Thanks for letting me know about this place. It’s possible we’ll be going to Houston between Xmas and Jan, so maybe we’ll get over there before it closes. Your graphic pics are stunning, like pop art. I’d be happy to frame them and put them on my wall.

7 12 2008
giiid

wonderful !!

9 12 2008
visuallens

The cactus plants are just fantastic compared to those found in Cameron Highlands. I have not seen such species especially the few top photos when I visited the cactus garden in Cameron Highlands.

They are uniquely beautiful, very special and truly open my eyes to the wide variety of cactus.

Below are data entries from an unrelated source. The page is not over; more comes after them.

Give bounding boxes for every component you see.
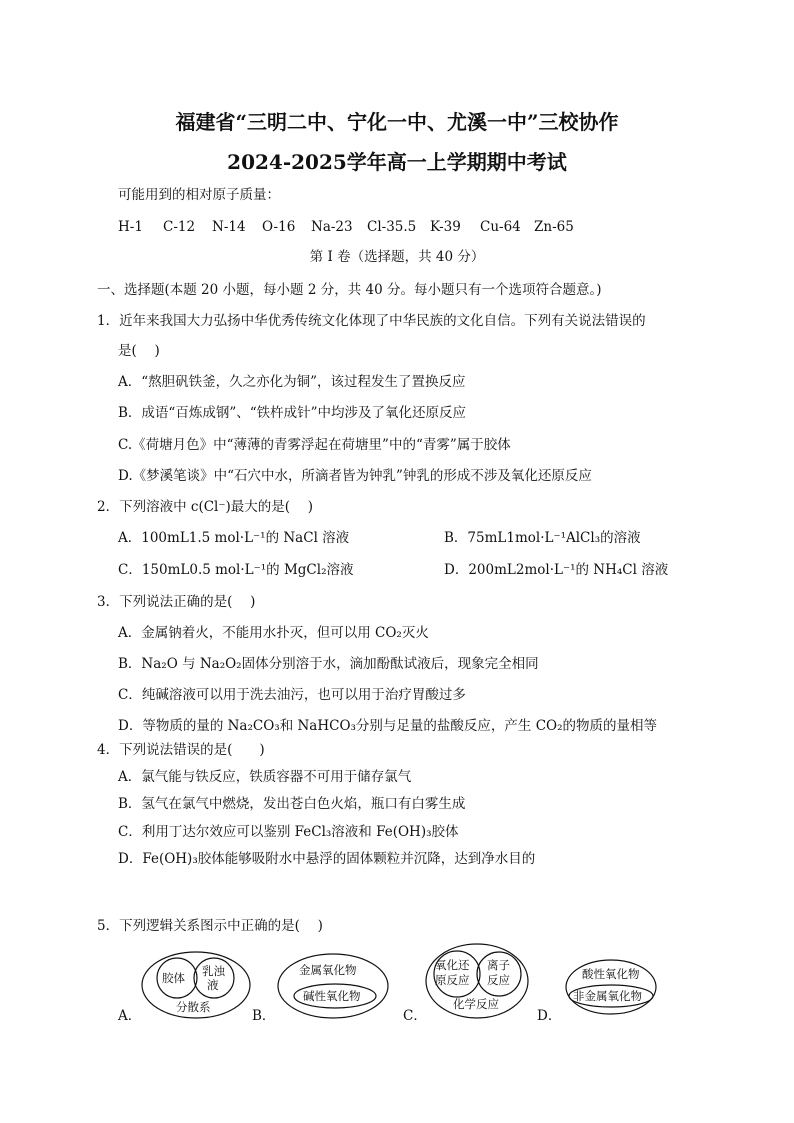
q2-option-b: B．75mL1mol·L⁻¹AlCl₃的溶液 bbox=[444, 530, 641, 546]
diagram-a-outer-label: 分散系 bbox=[176, 1000, 211, 1014]
q1-stem-cont: 是( ) bbox=[118, 343, 160, 359]
atomic-mass-n: N-14 bbox=[212, 219, 246, 235]
exam-title-line1: 福建省“三明二中、宁化一中、尤溪一中”三校协作 bbox=[175, 110, 619, 134]
q5-label-b: B． bbox=[252, 1008, 276, 1024]
diagram-d-inner-label: 非金属氧化物 bbox=[573, 989, 642, 1003]
atomic-mass-label: 可能用到的相对原子质量： bbox=[118, 187, 280, 203]
atomic-mass-cl: Cl-35.5 bbox=[367, 219, 417, 235]
q1-option-a: A．“熬胆矾铁釜，久之亦化为铜”，该过程发生了置换反应 bbox=[118, 374, 466, 390]
q4-option-d: D．Fe(OH)₃胶体能够吸附水中悬浮的固体颗粒并沉降，达到净水目的 bbox=[118, 851, 536, 867]
atomic-mass-c: C-12 bbox=[163, 219, 196, 235]
q4-option-a: A．氯气能与铁反应，铁质容器不可用于储存氯气 bbox=[118, 769, 412, 785]
volume-title: 第 I 卷（选择题，共 40 分） bbox=[309, 249, 485, 265]
q5-diagram-c bbox=[424, 942, 530, 1020]
diagram-b-inner-label: 碱性氧化物 bbox=[303, 989, 361, 1003]
diagram-a-right-label-2: 液 bbox=[207, 978, 219, 992]
q3-option-b: B．Na₂O 与 Na₂O₂固体分别溶于水，滴加酚酞试液后，现象完全相同 bbox=[118, 656, 539, 672]
diagram-c-left-label-2: 原反应 bbox=[435, 973, 470, 987]
atomic-mass-k: K-39 bbox=[430, 219, 461, 235]
q3-option-d: D．等物质的量的 Na₂CO₃和 NaHCO₃分别与足量的盐酸反应，产生 CO₂的物质的量相等 bbox=[118, 718, 658, 734]
q1-stem: 1．近年来我国大力弘扬中华优秀传统文化体现了中华民族的文化自信。下列有关说法错误的 bbox=[97, 313, 646, 329]
atomic-mass-na: Na-23 bbox=[311, 219, 353, 235]
q2-option-a: A．100mL1.5 mol·L⁻¹的 NaCl 溶液 bbox=[118, 530, 350, 546]
q5-diagram-a bbox=[140, 950, 252, 1020]
q4-stem: 4．下列说法错误的是( ) bbox=[97, 742, 265, 758]
q5-label-c: C． bbox=[403, 1008, 427, 1024]
diagram-b-outer-label: 金属氧化物 bbox=[299, 963, 357, 977]
diagram-c-right-label-1: 离子 bbox=[487, 958, 510, 972]
diagram-a-right-label-1: 乳浊 bbox=[202, 964, 225, 978]
diagram-d-outer-label: 酸性氧化物 bbox=[582, 967, 640, 981]
atomic-mass-o: O-16 bbox=[262, 219, 296, 235]
q3-option-c: C．纯碱溶液可以用于洗去油污，也可以用于治疗胃酸过多 bbox=[118, 687, 466, 703]
q4-option-c: C．利用丁达尔效应可以鉴别 FeCl₃溶液和 Fe(OH)₃胶体 bbox=[118, 824, 459, 840]
exam-title-line2: 2024-2025学年高一上学期期中考试 bbox=[227, 150, 567, 174]
atomic-mass-h: H-1 bbox=[118, 219, 143, 235]
diagram-c-left-label-1: 氧化还 bbox=[435, 958, 470, 972]
q2-option-d: D．200mL2mol·L⁻¹的 NH₄Cl 溶液 bbox=[444, 562, 669, 578]
q2-stem: 2．下列溶液中 c(Cl⁻)最大的是( ) bbox=[97, 499, 314, 515]
q5-diagram-b bbox=[276, 952, 390, 1022]
diagram-a-left-label: 胶体 bbox=[162, 971, 185, 985]
atomic-mass-cu: Cu-64 bbox=[480, 219, 521, 235]
q5-label-d: D． bbox=[537, 1008, 562, 1024]
q1-option-b: B．成语“百炼成钢”、“铁杵成针”中均涉及了氧化还原反应 bbox=[118, 405, 467, 421]
q5-label-a: A． bbox=[118, 1008, 142, 1024]
q3-option-a: A．金属钠着火，不能用水扑灭，但可以用 CO₂灭火 bbox=[118, 625, 429, 641]
section-heading: 一、选择题(本题 20 小题，每小题 2 分，共 40 分。每小题只有一个选项符合题意。) bbox=[97, 282, 602, 298]
q4-option-b: B．氢气在氯气中燃烧，发出苍白色火焰，瓶口有白雾生成 bbox=[118, 796, 466, 812]
diagram-c-outer-label: 化学反应 bbox=[453, 997, 499, 1011]
diagram-c-right-label-2: 反应 bbox=[487, 973, 510, 987]
q3-stem: 3．下列说法正确的是( ) bbox=[97, 594, 256, 610]
q2-option-c: C．150mL0.5 mol·L⁻¹的 MgCl₂溶液 bbox=[118, 562, 354, 578]
q1-option-d: D.《梦溪笔谈》中“石穴中水，所滴者皆为钟乳”钟乳的形成不涉及氧化还原反应 bbox=[118, 468, 592, 484]
q5-diagram-d bbox=[564, 958, 658, 1016]
atomic-mass-zn: Zn-65 bbox=[534, 219, 574, 235]
q5-stem: 5．下列逻辑关系图示中正确的是( ) bbox=[97, 918, 323, 934]
q1-option-c: C.《荷塘月色》中“薄薄的青雾浮起在荷塘里”中的“青雾”属于胶体 bbox=[118, 437, 511, 453]
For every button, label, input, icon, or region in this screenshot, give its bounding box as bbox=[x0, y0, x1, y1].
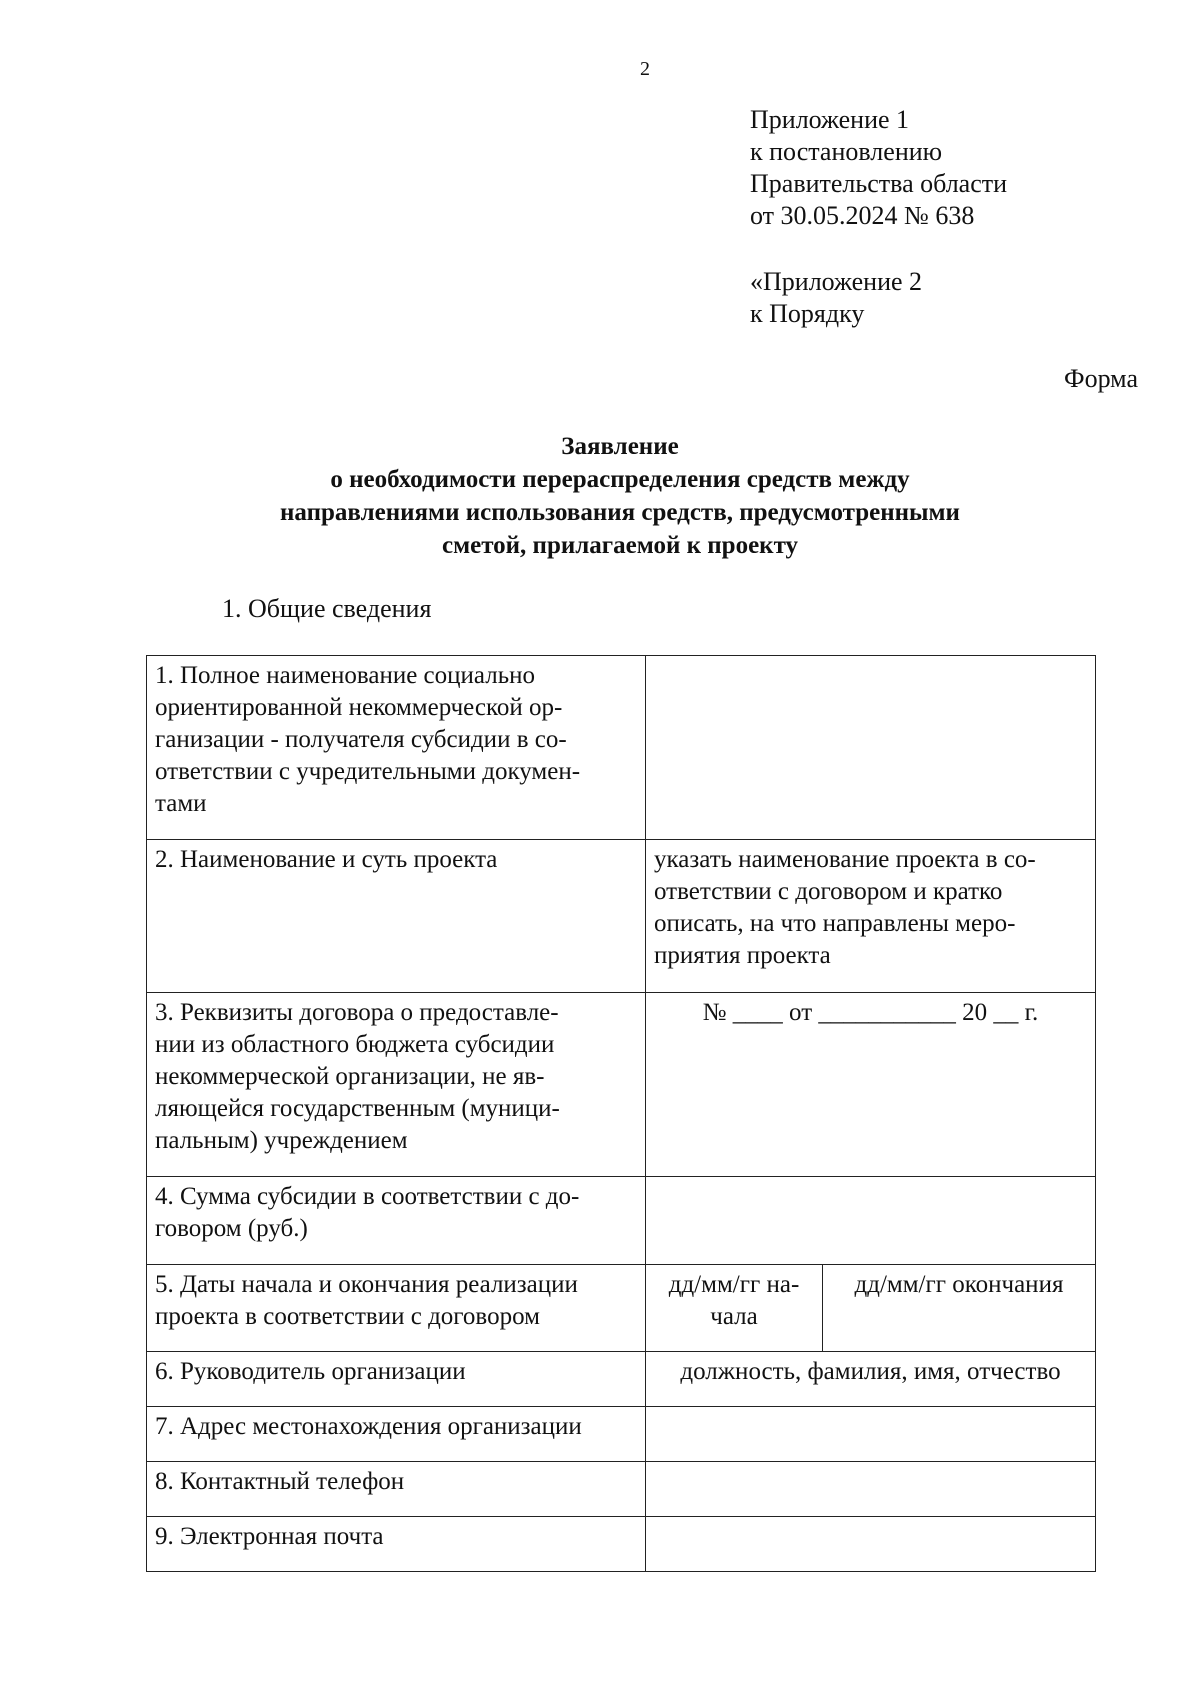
table-row bbox=[147, 656, 1096, 840]
row-value bbox=[646, 840, 1096, 993]
table-row bbox=[147, 1407, 1096, 1462]
row-label-line: тами bbox=[155, 790, 207, 817]
form-label: Форма bbox=[1064, 364, 1138, 393]
row-label: 6. Руководитель организации bbox=[147, 1352, 646, 1407]
appendix-1-block bbox=[750, 104, 1007, 232]
row-label: 9. Электронная почта bbox=[147, 1517, 646, 1572]
document-title bbox=[180, 430, 1060, 562]
row-label-line: некоммерческой организации, не яв- bbox=[155, 1063, 545, 1090]
table-row bbox=[147, 993, 1096, 1177]
row-value-line: указать наименование проекта в со- bbox=[654, 846, 1036, 873]
title-line: о необходимости перераспределения средств между bbox=[330, 466, 910, 493]
appendix-2-line: «Приложение 2 bbox=[750, 267, 923, 296]
row-label-line: ганизации - получателя субсидии в со- bbox=[155, 726, 567, 753]
row-value-line: описать, на что направлены меро- bbox=[654, 910, 1016, 937]
appendix-2-block bbox=[750, 266, 922, 330]
row-label-line: пальным) учреждением bbox=[155, 1127, 408, 1154]
row-label-line: ориентированной некоммерческой ор- bbox=[155, 694, 563, 721]
start-date-cell bbox=[646, 1265, 823, 1352]
row-label-line: проекта в соответствии с договором bbox=[155, 1303, 540, 1330]
row-value: должность, фамилия, имя, отчество bbox=[646, 1352, 1096, 1407]
row-label bbox=[147, 1177, 646, 1265]
row-label-line: ответствии с учредительными докумен- bbox=[155, 758, 581, 785]
row-value bbox=[646, 1462, 1096, 1517]
end-date-cell: дд/мм/гг окончания bbox=[823, 1265, 1096, 1352]
row-label-line: 3. Реквизиты договора о предоставле- bbox=[155, 999, 559, 1026]
appendix-2-line: к Порядку bbox=[750, 299, 865, 328]
row-label-line: 2. Наименование и суть проекта bbox=[155, 846, 498, 873]
row-label bbox=[147, 656, 646, 840]
row-label bbox=[147, 993, 646, 1177]
appendix-1-line: Правительства области bbox=[750, 169, 1008, 198]
row-label: 7. Адрес местонахождения организации bbox=[147, 1407, 646, 1462]
page-number: 2 bbox=[640, 58, 650, 80]
contract-requisites: № ____ от ___________ 20 __ г. bbox=[646, 993, 1096, 1177]
table-row bbox=[147, 1177, 1096, 1265]
table-row bbox=[147, 1352, 1096, 1407]
row-value bbox=[646, 656, 1096, 840]
general-info-table bbox=[146, 655, 1096, 1572]
title-line: направлениями использования средств, предусмотренными bbox=[280, 499, 960, 526]
row-label-line: 5. Даты начала и окончания реализации bbox=[155, 1271, 578, 1298]
row-value bbox=[646, 1177, 1096, 1265]
table-row bbox=[147, 840, 1096, 993]
appendix-1-line: от 30.05.2024 № 638 bbox=[750, 201, 975, 230]
row-value-line: ответствии с договором и кратко bbox=[654, 878, 1003, 905]
title-line: сметой, прилагаемой к проекту bbox=[441, 532, 799, 559]
row-label-line: нии из областного бюджета субсидии bbox=[155, 1031, 555, 1058]
row-label: 8. Контактный телефон bbox=[147, 1462, 646, 1517]
section-heading: 1. Общие сведения bbox=[222, 594, 432, 623]
table-row bbox=[147, 1265, 1096, 1352]
row-label-line: 4. Сумма субсидии в соответствии с до- bbox=[155, 1183, 580, 1210]
table-row bbox=[147, 1462, 1096, 1517]
row-label bbox=[147, 1265, 646, 1352]
appendix-1-line: к постановлению bbox=[750, 137, 943, 166]
row-label-line: 1. Полное наименование социально bbox=[155, 662, 535, 689]
row-label-line: ляющейся государственным (муници- bbox=[155, 1095, 560, 1122]
row-label-line: говором (руб.) bbox=[155, 1215, 308, 1242]
appendix-1-line: Приложение 1 bbox=[750, 105, 910, 134]
title-line: Заявление bbox=[561, 433, 679, 460]
start-date-line: чала bbox=[710, 1303, 758, 1330]
row-value bbox=[646, 1517, 1096, 1572]
row-value-line: приятия проекта bbox=[654, 942, 831, 969]
row-label bbox=[147, 840, 646, 993]
table-row bbox=[147, 1517, 1096, 1572]
row-value bbox=[646, 1407, 1096, 1462]
start-date-line: дд/мм/гг на- bbox=[668, 1271, 800, 1298]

In fact this the first time I have seen such type of cactus. All the photos are beautiful and amazing.

I know the story and photos of cactus I posted are not as good as yours but I would like to link to yours taken at Kactus Korral in Harwood. I got your link from my blogfriend Birgitte as she commented on the post and leaving me your link.

http://visuallens.wordpress.com/2008/12/08/cactus-point-and-all-the-cactus-you-like/

9 12 2008
Dale Ng

Wow! I never knew there are so many varieties of cactus plants. And the layout of the various pots are simply fascinating. They make stunning and striking graphic designs. Yes, they are prize-winning photos!

10 12 2008
visuallens

Thanks for dropping by and leaving me a nice comment on the cactus plants. This is ChrisY from Malaysia.

27 05 2010
Jennifer

Cindy-

This is devastating news that this gold mine of cacti is closing down. I loved the place and could spend hours there trying to decide what to pick to take home. I, too, left with tons. Your pictures are beautiful, and I am afraid that now they are a sad reminder of what once was. Thank you for the info.

Are there any more cactus places around????